Nachtplan: Vlad und Voodoo

Quelle: nachtplan 3/4 2017 (Heft Nr. 84)

VON MARK BENECKE

Die Forensik-Tagung fand in diesem Jahr direkt am French Quarter in New Orleans statt. Dort liegt der Ursprung aller modernen Vampyr-Geschichten (durch Anne Rice: Interview mit einem Vampir, Königin der Verdammten), berühmter Vampir-Bälle und magischer Voodoo-Schuppen. Hier ist es ganz normal, sich nachts an der Straßenecke im Licht einer Taschenlampe die Karten legen zu lassen und der örtliche Voodoo-Laden bietet Kerzen zur Abwehr von Flüchen an.

Im “einzigen” Vampir-Laden der Welt in der St. Ann Street sagt ein Vlad-Țepeș-Zoltar-Hybrid-Automat die Zukunft voraus. Mir hat er Liebestipps auf einer Abreiß-Karte ausgeworfen; die Chefin schenkte mir daraufhin einen House of Night-inspirierten Traumfänger aus silbernen Monden dazu (“das habe ich noch nieeeee getan!”). Läuft! Außerdem gibt es bei ihr Schrumpfköpfe und Vampir-Quietsche-Enten zu kaufen.

Der Laden ist winzig, die Chefin wirklich bezaubernd, und wer Fangzähne braucht, kann sich den örtlichen Vampyrzahnarzt hin bestellen. Wem das zu persönlich ist, der geht in den (diesmal wirklich) einzigen Kostümladen der Erde, der erstens täglich 24 Stunden lang geöffnet ist, zweitens Sexspielzeug verkauft und drittens die größte Auswahl an fangs zum selbst anpassen bereit hält, die ich je gesehen habe. Außerdem gibt es noch eine Vampir-Bar, die gleich neben einem Rockerladen liegt, dessen Wand nur aus Totenköpfen (und einem Spiegel) besteht und der nur durch eine winzige Kellertür erreichbar ist.
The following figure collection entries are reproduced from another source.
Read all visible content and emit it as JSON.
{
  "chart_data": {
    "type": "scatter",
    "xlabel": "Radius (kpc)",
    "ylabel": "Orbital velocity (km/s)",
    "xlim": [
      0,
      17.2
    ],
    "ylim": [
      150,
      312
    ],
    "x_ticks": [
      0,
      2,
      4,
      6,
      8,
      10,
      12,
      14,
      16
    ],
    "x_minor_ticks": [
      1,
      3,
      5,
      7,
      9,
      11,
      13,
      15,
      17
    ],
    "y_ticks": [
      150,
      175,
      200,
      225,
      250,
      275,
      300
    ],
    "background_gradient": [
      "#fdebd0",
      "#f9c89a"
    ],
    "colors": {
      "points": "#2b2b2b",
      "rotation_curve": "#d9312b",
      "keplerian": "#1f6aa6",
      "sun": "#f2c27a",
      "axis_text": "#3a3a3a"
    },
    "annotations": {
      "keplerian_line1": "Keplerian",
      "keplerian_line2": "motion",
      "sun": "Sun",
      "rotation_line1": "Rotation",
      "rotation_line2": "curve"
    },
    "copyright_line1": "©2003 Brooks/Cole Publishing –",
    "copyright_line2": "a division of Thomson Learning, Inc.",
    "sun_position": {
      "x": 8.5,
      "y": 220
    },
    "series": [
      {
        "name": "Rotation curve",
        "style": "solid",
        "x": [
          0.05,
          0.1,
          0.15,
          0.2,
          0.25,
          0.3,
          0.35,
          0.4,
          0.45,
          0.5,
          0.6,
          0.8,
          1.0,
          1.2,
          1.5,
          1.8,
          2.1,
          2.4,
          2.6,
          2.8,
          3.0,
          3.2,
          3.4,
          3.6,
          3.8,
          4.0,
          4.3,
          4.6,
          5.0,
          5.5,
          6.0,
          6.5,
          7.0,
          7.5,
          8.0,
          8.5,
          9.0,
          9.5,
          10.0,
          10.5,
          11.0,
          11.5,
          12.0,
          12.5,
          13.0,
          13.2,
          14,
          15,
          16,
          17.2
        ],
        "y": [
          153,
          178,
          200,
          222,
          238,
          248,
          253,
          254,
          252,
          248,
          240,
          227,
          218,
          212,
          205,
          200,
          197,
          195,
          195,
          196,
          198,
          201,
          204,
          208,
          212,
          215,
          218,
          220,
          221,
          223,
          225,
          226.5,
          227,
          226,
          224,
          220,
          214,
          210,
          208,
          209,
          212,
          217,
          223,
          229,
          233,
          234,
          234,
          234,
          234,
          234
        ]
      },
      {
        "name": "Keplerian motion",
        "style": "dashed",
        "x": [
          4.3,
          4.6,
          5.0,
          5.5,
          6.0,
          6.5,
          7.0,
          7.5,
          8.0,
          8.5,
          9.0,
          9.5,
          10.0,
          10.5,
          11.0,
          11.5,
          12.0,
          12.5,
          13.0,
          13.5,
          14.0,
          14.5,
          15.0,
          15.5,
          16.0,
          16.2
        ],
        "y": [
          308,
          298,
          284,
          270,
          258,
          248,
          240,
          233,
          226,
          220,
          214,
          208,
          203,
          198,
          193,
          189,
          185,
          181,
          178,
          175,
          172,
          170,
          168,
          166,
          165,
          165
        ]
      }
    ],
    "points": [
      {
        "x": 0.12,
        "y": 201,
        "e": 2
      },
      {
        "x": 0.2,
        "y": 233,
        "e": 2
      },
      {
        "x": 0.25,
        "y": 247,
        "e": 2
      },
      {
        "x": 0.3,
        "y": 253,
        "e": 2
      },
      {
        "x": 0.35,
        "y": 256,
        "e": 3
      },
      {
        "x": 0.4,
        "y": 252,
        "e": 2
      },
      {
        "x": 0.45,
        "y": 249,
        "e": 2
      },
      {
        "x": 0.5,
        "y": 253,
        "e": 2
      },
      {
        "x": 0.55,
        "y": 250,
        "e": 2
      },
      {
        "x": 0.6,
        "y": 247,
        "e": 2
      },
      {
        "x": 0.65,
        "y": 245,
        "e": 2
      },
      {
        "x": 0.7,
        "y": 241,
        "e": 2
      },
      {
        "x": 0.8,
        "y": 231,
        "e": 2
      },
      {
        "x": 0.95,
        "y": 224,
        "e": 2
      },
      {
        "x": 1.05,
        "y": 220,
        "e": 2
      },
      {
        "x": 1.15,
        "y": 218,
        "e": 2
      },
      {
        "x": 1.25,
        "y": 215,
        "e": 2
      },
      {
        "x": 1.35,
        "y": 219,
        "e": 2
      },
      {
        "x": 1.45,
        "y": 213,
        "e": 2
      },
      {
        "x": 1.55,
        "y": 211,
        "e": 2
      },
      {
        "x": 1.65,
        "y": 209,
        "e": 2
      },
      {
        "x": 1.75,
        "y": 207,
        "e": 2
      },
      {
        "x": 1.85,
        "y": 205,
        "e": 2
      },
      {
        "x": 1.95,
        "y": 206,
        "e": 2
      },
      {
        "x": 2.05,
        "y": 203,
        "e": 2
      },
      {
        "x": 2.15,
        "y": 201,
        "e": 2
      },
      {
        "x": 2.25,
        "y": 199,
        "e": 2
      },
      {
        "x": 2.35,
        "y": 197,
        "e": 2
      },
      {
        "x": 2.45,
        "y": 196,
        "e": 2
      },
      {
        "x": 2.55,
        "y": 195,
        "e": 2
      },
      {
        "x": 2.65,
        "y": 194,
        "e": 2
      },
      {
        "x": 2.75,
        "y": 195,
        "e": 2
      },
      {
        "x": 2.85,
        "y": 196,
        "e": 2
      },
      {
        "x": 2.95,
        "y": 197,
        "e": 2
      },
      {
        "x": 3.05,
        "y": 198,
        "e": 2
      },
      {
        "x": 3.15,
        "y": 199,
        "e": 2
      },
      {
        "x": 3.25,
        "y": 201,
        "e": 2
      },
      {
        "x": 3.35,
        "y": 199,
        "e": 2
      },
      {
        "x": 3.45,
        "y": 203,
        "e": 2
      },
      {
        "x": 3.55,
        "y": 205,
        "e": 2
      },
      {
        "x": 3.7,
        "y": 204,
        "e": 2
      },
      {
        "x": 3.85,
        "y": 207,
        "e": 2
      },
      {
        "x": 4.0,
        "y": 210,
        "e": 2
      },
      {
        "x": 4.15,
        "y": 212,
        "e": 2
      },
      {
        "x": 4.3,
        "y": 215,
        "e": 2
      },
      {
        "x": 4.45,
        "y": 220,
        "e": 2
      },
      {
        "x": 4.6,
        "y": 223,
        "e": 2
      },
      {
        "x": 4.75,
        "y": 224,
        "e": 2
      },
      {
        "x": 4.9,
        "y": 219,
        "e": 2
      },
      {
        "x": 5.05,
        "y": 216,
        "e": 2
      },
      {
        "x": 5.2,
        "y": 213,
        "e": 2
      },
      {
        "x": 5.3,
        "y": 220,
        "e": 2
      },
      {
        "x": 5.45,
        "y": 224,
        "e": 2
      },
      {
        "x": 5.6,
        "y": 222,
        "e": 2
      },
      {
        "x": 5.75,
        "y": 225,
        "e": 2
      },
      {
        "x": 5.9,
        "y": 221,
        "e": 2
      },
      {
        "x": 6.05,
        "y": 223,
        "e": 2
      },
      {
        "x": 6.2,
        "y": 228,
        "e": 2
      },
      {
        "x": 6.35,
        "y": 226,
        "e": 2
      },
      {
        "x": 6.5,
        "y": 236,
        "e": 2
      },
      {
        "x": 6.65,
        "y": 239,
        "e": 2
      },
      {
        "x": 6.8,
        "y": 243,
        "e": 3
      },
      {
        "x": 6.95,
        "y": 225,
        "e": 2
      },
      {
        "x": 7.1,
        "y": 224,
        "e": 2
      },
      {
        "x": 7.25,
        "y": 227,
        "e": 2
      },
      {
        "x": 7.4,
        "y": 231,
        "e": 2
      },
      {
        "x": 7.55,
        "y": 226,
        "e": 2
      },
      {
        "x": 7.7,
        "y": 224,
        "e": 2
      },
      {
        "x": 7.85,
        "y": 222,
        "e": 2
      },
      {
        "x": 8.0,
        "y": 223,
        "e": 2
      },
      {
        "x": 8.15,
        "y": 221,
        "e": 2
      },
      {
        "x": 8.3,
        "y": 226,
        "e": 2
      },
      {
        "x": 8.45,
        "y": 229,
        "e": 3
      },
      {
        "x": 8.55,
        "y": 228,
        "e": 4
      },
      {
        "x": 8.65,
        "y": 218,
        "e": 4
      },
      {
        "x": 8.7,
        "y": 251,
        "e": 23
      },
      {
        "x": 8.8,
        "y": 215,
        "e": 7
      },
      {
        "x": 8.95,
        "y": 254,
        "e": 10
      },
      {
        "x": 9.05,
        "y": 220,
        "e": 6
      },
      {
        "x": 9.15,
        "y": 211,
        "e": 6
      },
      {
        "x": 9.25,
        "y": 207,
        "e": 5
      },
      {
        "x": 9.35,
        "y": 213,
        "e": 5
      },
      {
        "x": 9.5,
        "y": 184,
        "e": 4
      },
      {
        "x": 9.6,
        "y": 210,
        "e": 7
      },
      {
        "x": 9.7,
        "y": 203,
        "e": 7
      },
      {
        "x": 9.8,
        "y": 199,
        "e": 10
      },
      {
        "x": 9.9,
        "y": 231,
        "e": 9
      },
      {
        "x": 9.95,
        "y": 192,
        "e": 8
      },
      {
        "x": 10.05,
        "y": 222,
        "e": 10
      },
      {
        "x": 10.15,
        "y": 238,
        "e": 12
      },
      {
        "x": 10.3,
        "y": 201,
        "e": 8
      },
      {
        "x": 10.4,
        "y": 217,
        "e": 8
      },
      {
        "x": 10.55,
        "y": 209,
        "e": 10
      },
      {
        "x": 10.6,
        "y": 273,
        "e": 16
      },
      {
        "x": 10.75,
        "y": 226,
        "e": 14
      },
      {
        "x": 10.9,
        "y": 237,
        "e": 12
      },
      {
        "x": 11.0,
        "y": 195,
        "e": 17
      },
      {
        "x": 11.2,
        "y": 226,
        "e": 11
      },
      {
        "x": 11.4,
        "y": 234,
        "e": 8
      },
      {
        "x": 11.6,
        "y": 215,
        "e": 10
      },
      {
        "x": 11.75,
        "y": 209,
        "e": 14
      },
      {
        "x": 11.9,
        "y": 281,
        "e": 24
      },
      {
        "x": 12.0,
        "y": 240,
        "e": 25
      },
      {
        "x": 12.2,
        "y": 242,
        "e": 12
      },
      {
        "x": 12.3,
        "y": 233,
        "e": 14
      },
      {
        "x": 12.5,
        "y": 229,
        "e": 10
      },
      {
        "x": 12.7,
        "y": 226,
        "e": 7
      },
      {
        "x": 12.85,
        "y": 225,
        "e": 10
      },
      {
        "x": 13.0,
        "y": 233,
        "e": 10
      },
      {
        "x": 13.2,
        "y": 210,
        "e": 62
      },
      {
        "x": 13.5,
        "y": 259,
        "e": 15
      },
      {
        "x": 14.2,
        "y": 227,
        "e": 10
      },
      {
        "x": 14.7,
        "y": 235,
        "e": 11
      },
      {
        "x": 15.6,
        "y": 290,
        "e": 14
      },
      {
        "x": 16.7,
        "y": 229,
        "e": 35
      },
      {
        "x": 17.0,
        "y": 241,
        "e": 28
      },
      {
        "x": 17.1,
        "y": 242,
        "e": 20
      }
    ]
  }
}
Die Grenze zwischen Quatsch, Magie und Wunderwerk ist in New Orleans nicht so dünn wie anderswo. Denn touristisch wirkt das alles nicht, obwohl es reichlich TouristInnen gibt — eher augenzwinkernd und spannend. Wenn es abends regnet, die Straße grünlich dampft und die Häuser noch unwirklicher als tags aussehen, dann müsste man schon eine Herz aus Stahl haben, um nicht die Nachtgestalten aus den Ritzen und Spalten der magischsten Ecke der Welt sickern und flitzen zu sehen.